- 30.1% US Python Code is written by AI coding assistants
- More recent developers are even more likely to use AI
- Technological companies also use more code generated by AI
A new research document entitled “which uses AI to code? The overall distribution and the impact of the generating AI” have found that American software developers are the most intensive users of AI coding assistants in the world.
In December 2024, artificial intelligence would have generated almost one in three Python function (30.1%) by American developers on Github.
This puts American developers in front of their global counterparts in terms of AI use, with countries like German (24.3%), France (23.2%), India (21.6%), Russia (15.4%) and China (11.7%) on the trained.
American developers use the most AI coding assistants
Researchers have also noted that more experienced developers are less likely to use AI (28%) compared to new users of Github (41%) which could be more receptive to the latest additions of the platform.

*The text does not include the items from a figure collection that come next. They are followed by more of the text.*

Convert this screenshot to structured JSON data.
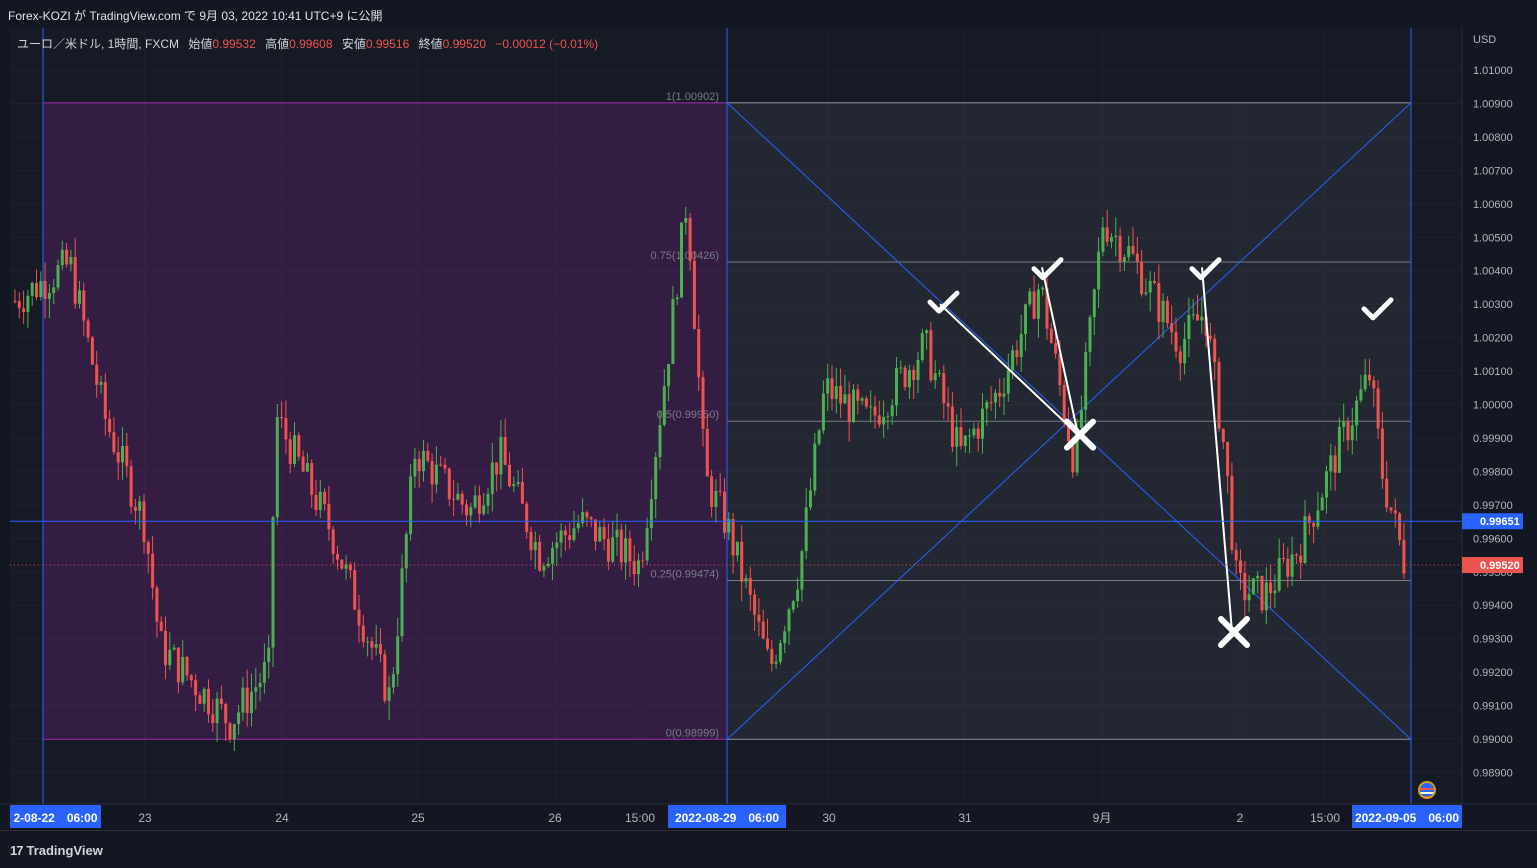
{
  "header": {
    "title": "Forex-KOZI が TradingView.com で 9月 03, 2022 10:41 UTC+9 に公開"
  },
  "legend": {
    "symbol": "ユーロ／米ドル, 1時間, FXCM",
    "open_label": "始値",
    "open": "0.99532",
    "high_label": "高値",
    "high": "0.99608",
    "low_label": "安値",
    "low": "0.99516",
    "close_label": "終値",
    "close": "0.99520",
    "change": "−0.00012 (−0.01%)"
  },
  "price_axis": {
    "currency": "USD",
    "min": 0.9884,
    "max": 1.0112,
    "ticks": [
      "1.01000",
      "1.00900",
      "1.00800",
      "1.00700",
      "1.00600",
      "1.00500",
      "1.00400",
      "1.00300",
      "1.00200",
      "1.00100",
      "1.00000",
      "0.99900",
      "0.99800",
      "0.99700",
      "0.99600",
      "0.99500",
      "0.99400",
      "0.99300",
      "0.99200",
      "0.99100",
      "0.99000",
      "0.98900"
    ],
    "crosshair_label": "0.99651",
    "last_price_label": "0.99520"
  },
  "time_axis": {
    "labels": [
      "23",
      "24",
      "25",
      "26",
      "15:00",
      "30",
      "31",
      "9月",
      "2",
      "15:00"
    ],
    "highlight_left": "2-08-22　06:00",
    "highlight_mid": "2022-08-29　06:00",
    "highlight_right": "2022-09-05　06:00"
  },
  "fib_levels": [
    {
      "label": "1(1.00902)",
      "price": 1.00902
    },
    {
      "label": "0.75(1.00426)",
      "price": 1.00426
    },
    {
      "label": "0.5(0.99950)",
      "price": 0.9995
    },
    {
      "label": "0.25(0.99474)",
      "price": 0.99474
    },
    {
      "label": "0(0.98999)",
      "price": 0.98999
    }
  ],
  "chart_data": {
    "type": "candlestick",
    "symbol": "EUR/USD",
    "timeframe": "1H",
    "period": [
      "2022-08-22",
      "2022-09-05"
    ],
    "price_range": [
      0.9884,
      1.0112
    ],
    "crosshair_price": 0.99651,
    "last_close": 0.9952,
    "annotations": [
      {
        "type": "check",
        "price": 1.003
      },
      {
        "type": "check",
        "price": 1.004
      },
      {
        "type": "cross",
        "price": 0.9991
      },
      {
        "type": "check",
        "price": 1.004
      },
      {
        "type": "cross",
        "price": 0.9932
      },
      {
        "type": "check",
        "price": 1.0028
      }
    ],
    "colors": {
      "up": "#26a69a",
      "down": "#ef5350",
      "bull_candle": "#4caf50",
      "shade_purple": "#9c27b0"
    }
  },
  "branding": {
    "logo_text": "TradingView"
  },
  "colors": {
    "background": "#131722",
    "accent_blue": "#2962ff",
    "price_red": "#ef5350"
  }
}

Despite its enormous productivity promises, AI does not seem to have had such a great impact.
The 30% move of code generated by AI is correlated only with an increase of 2.4% of quarterly commits. The researchers grant the economic value of the AI assisted coding in the United States to $ 9.6 billion and $ 96 billion a year, according to realistic productivity gains observed.
However, Daniotti et al noted for the use of AI could be linked to greater experimentation, with a 2.2% increase in new libraries and a 3.5% increase in new combinations of libraries observed, suggesting that technology could help developers develop in new programming areas.
The trend is correlated with large technological companies such as Google, Meta and Microsoft, which now admit that a large proportion (up to approximately a third) of their code, depending on the project and the use case, is generated by AI.
However, in the case of this study, the researchers admitted that the analysis focuses exclusively on open-source Python projects on Github, so the model actually assumes that the rates of use of AI in Python are observed in other languages.
However, they hope that quantified research could help AI skeptics to make better informed decisions about how they are used and its effects on the labor market.